In our group of morbidly obese women, the median EHG sensitivity was 87.2% thus approximating the performance of IUPC. However, EHG did not reach adequate diagnostic values in all morbidly obese women as the values ranged from 53% up to 96%. Therefore, in the few cases that uterine monitoring is inadequate by both EHG as well as TOCO, there should still be place for invasive methods as uterine monitoring is an essential part of fetal surveillance. We are also aware that current evidence does not support standard IUPC use because a large randomized controlled trial comparing TOCO with IUPC showed no improvement of obstetric outcome.

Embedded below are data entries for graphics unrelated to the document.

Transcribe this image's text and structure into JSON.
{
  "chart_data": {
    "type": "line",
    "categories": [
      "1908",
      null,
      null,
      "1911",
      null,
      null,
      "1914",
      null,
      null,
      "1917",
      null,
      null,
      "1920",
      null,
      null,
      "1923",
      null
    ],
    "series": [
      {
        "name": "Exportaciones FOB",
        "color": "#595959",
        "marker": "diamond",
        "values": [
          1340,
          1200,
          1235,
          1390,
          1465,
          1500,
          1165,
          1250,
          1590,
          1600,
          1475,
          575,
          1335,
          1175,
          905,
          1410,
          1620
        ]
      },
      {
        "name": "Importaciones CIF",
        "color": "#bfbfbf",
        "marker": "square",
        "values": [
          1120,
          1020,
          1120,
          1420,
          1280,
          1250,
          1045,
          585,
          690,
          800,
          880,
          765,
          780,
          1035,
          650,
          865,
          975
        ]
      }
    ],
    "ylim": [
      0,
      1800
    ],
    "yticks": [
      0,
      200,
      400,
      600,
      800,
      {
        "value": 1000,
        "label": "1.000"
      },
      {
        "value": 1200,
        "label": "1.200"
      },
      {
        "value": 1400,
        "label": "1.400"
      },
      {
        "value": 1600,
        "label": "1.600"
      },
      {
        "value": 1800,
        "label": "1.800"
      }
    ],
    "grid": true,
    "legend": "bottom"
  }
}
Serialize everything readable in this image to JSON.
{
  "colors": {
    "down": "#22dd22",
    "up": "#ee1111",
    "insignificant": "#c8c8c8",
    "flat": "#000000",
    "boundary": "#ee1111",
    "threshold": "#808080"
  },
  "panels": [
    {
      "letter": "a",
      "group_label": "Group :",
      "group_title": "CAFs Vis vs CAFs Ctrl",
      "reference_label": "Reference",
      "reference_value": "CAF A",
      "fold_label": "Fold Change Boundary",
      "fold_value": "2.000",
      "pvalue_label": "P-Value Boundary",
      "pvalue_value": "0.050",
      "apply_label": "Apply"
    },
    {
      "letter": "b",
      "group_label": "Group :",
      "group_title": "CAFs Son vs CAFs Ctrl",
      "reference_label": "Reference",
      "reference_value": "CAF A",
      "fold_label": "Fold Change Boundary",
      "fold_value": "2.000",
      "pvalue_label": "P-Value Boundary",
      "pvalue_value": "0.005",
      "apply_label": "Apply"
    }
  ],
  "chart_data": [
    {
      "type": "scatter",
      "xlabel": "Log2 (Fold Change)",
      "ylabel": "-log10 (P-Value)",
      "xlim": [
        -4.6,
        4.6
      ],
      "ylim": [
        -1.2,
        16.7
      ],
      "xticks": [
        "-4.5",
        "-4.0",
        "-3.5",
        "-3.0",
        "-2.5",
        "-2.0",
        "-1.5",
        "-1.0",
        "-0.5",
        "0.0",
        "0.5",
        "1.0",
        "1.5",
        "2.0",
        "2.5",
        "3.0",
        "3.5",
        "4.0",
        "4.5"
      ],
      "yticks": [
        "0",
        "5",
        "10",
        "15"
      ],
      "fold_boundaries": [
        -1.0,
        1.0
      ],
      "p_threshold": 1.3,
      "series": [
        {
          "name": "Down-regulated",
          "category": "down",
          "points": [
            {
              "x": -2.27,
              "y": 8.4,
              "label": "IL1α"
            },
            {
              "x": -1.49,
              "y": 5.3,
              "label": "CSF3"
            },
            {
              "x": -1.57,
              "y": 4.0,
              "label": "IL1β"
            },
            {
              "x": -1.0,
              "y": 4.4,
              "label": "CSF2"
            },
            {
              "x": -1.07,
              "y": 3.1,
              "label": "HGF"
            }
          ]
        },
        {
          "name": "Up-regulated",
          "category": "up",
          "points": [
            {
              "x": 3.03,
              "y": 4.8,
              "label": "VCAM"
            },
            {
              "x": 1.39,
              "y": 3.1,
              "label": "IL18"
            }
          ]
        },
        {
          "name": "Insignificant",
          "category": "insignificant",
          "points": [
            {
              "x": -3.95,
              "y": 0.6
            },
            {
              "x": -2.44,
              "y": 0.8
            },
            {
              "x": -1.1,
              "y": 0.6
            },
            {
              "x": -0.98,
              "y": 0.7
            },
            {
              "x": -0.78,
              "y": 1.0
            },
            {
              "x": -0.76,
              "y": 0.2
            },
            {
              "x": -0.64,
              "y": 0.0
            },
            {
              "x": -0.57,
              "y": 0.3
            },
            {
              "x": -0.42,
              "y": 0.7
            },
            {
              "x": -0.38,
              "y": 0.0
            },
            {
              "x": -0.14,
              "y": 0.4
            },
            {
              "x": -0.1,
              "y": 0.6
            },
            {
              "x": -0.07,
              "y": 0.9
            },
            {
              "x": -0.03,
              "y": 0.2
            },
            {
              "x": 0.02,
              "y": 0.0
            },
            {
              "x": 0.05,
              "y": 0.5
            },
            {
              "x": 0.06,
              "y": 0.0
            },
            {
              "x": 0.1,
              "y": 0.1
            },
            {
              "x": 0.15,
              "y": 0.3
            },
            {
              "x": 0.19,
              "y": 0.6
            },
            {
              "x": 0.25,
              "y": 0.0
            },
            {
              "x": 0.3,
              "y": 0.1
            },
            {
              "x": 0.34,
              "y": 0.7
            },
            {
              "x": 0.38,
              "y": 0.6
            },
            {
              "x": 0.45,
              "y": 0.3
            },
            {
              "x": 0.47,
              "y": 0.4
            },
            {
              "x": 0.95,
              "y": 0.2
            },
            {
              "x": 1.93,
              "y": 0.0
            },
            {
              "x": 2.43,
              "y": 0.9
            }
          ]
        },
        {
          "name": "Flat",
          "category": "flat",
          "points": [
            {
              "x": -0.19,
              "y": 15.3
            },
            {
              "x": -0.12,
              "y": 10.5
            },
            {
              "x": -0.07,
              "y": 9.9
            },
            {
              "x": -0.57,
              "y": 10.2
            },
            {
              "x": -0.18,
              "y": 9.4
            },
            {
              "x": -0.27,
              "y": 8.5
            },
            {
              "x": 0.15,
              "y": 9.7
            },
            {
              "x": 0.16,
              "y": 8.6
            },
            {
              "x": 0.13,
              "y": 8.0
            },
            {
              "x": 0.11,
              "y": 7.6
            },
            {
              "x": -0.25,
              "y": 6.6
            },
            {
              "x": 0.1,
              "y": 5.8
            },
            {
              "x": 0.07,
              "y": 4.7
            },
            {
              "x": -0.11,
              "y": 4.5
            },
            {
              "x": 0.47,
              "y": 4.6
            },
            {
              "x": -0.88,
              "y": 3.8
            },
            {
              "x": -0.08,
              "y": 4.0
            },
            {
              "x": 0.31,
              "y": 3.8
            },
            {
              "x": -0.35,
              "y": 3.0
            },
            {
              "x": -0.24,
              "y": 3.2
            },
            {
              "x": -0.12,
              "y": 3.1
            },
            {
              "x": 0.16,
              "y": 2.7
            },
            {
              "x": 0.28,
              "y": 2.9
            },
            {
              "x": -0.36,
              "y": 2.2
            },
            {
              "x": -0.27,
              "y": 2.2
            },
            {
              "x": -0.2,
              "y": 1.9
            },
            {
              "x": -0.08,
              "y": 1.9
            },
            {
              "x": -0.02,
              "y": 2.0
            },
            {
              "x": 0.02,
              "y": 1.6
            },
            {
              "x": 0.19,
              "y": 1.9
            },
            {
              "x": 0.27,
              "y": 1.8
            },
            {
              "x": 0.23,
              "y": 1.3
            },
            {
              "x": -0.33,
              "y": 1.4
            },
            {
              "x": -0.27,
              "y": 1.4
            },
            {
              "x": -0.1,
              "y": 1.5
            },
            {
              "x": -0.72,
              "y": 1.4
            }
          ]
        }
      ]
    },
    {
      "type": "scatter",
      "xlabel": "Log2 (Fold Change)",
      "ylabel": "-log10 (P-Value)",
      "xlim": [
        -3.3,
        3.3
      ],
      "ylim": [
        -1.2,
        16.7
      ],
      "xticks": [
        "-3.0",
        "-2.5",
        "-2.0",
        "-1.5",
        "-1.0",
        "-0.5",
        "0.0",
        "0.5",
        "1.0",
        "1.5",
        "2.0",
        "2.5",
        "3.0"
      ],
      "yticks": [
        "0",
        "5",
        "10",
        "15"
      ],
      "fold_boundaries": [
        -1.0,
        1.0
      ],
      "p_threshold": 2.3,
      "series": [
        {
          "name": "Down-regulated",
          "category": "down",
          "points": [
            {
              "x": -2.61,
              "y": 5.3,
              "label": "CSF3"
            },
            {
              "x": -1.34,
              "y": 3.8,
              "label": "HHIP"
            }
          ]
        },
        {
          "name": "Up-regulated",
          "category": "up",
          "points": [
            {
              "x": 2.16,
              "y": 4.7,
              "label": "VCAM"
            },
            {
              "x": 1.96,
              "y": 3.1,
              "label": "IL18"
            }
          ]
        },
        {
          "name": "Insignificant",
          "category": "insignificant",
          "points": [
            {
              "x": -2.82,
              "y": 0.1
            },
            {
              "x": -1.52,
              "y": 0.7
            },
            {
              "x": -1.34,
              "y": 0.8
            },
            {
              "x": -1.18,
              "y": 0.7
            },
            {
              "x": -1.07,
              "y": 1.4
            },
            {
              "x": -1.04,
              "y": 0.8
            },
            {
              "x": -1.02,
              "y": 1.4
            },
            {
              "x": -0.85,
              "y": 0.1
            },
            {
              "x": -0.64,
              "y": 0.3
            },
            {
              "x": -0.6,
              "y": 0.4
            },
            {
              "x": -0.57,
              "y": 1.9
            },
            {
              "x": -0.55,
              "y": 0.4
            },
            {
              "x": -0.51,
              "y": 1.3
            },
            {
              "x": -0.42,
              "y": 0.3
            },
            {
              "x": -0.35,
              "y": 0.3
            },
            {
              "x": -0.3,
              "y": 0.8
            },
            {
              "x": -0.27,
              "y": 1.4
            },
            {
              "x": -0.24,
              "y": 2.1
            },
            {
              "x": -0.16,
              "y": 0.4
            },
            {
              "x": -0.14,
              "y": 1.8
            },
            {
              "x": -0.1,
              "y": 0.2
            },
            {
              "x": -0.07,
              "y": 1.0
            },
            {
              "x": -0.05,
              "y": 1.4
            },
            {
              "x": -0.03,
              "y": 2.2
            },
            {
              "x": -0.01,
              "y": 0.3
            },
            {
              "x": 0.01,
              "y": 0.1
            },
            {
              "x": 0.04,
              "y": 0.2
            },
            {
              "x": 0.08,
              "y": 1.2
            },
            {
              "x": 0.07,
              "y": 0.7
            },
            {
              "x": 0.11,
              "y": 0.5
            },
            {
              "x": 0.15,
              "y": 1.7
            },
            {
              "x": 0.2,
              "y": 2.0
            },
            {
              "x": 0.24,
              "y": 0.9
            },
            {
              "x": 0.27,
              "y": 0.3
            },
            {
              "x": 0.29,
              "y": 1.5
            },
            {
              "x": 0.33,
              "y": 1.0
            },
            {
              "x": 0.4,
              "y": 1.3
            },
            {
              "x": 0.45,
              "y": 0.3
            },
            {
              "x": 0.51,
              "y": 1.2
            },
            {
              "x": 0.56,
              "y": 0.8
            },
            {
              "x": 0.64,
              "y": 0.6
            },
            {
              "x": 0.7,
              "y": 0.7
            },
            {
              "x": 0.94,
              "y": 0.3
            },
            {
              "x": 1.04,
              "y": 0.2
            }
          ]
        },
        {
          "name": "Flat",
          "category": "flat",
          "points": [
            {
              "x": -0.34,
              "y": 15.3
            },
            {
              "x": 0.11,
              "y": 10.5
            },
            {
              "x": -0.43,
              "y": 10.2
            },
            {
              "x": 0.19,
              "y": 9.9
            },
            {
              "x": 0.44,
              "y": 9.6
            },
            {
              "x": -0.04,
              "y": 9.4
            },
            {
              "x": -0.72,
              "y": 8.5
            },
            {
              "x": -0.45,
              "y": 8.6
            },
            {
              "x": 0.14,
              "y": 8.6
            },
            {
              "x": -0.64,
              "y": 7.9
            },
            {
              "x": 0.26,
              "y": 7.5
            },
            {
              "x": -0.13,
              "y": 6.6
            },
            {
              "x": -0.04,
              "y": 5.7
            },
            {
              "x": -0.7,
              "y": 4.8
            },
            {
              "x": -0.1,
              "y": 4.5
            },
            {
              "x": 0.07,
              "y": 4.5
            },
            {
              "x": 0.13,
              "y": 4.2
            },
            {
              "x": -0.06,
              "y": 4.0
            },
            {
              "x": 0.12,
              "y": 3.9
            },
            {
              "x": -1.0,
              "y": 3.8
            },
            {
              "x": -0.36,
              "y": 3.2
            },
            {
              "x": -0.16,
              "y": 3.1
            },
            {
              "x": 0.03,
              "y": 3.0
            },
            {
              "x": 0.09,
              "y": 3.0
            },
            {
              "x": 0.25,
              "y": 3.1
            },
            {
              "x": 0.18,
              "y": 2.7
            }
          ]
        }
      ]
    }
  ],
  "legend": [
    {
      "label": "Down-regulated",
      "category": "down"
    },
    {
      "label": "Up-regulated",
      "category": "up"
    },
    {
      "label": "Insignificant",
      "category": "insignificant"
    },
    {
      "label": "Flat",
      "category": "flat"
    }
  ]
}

Remarkably, there was a 12% cross-over from TOCO to IUPC, which concerned women with a higher average BMI [27]. Hence, we agree with the American College of Obstetricians and Gynecologists that IUPC ‘may be beneficial in obese women when contraction monitoring is difficult’ [14]. Yet, we suggest to add that both TOCO and EHG should have been attempted, before applying IUPC.

In conclusion, EHG can non-invasively improve uterine monitoring in (morbidly) obese women. Further research is necessary to evaluate whether application of EHG affects obstetric outcome parameters in this high-risk population.